Les évolutions technologiques qui ont cours préfigurent d’un futur encore plus menaçant pour la stabilité de nos sociétés. L’effondrement de la valeur de preuve de tout type de document ou de publication qui s’est constitué avec l’arrivée des fake news risque de connaître une accélération certaine au vu des progrès réalisés par les technologies de l’artefact, concomitants de l’essor de l’intelligence artificielle. Ces dispositifs ont été défini par Olivier Ertzscheid comme “des systèmes socio-techniques capables de créer des représentations volontairement altérées et artificielles de la réalité dans une recherche (une « mimesis ») de la vraisemblance”. Selon lui, il ne peut y avoir de société sans documents ayant valeur de preuve ; et il ne peut y avoir de valeur de preuve sans intégrité documentaire.

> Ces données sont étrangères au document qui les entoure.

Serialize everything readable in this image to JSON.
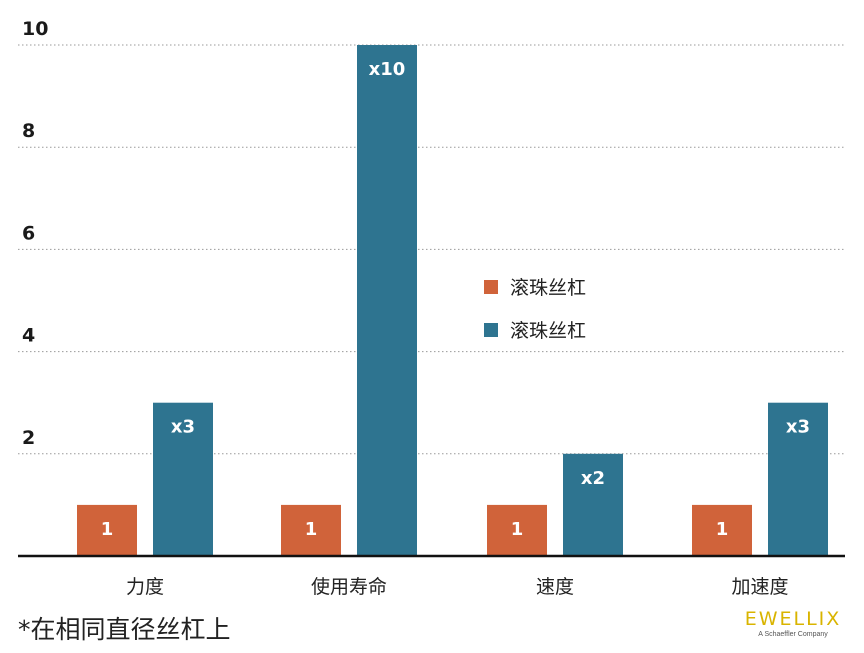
{
  "chart_data": {
    "type": "bar",
    "categories": [
      "力度",
      "使用寿命",
      "速度",
      "加速度"
    ],
    "series": [
      {
        "name": "滚珠丝杠",
        "values": [
          1,
          1,
          1,
          1
        ],
        "labels": [
          "1",
          "1",
          "1",
          "1"
        ],
        "color": "#d0633a"
      },
      {
        "name": "滚珠丝杠",
        "values": [
          3,
          10,
          2,
          3
        ],
        "labels": [
          "x3",
          "x10",
          "x2",
          "x3"
        ],
        "color": "#2e7490"
      }
    ],
    "ylim": [
      0,
      10
    ],
    "yticks": [
      2,
      4,
      6,
      8,
      10
    ],
    "grid": true,
    "grid_style": "dotted",
    "legend_position": "right-middle",
    "title": "",
    "xlabel": "",
    "ylabel": ""
  },
  "footnote": "*在相同直径丝杠上",
  "brand": {
    "name": "EWELLIX",
    "subtitle": "A Schaeffler Company",
    "color": "#d9b400"
  }
}
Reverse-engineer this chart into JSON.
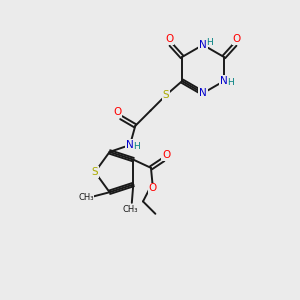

Les progrès réalisés par les technologies de face swapping font déjà circuler des vidéos qui font dire des choses à Barack Obama des choses qu’il n’a jamais dites. En parallèle, l’expansion progressive des logiciels de rédaction automatique d’articles, pour l’instant cantonnés à des champs comme l’information immobilière ou financière, font craindre le pire à la futuriste des médias Amy Webb. Selon elle, des articles générés par ordinateur et basés sur les sentiments et l’émotion pourraient devenir la norme. En 2016 déjà, une expérience conduite sur une population d’étudiants concluait que “les sujets évaluent les articles écrits par des robots comme plus crédibles et meilleurs en termes d’expertise journalistique que les articles rédigés par des humains”. Hannah Arendt décrivait en 1973 et avec une acuité tout contemporaine l’effet dévastateur de la propagande : « Quand tout le monde vous ment en permanence, le résultat n’est pas que vous croyez ces mensonges, mais que plus personne ne croit plus rien. Un peuple qui ne peut plus rien croire ne peut se faire une opinion. Il est privé non seulement de sa capacité d’agir mais aussi de sa capacité de penser et de juger. Et avec un tel peuple, vous pouvez faire ce qu’il vous plaît. »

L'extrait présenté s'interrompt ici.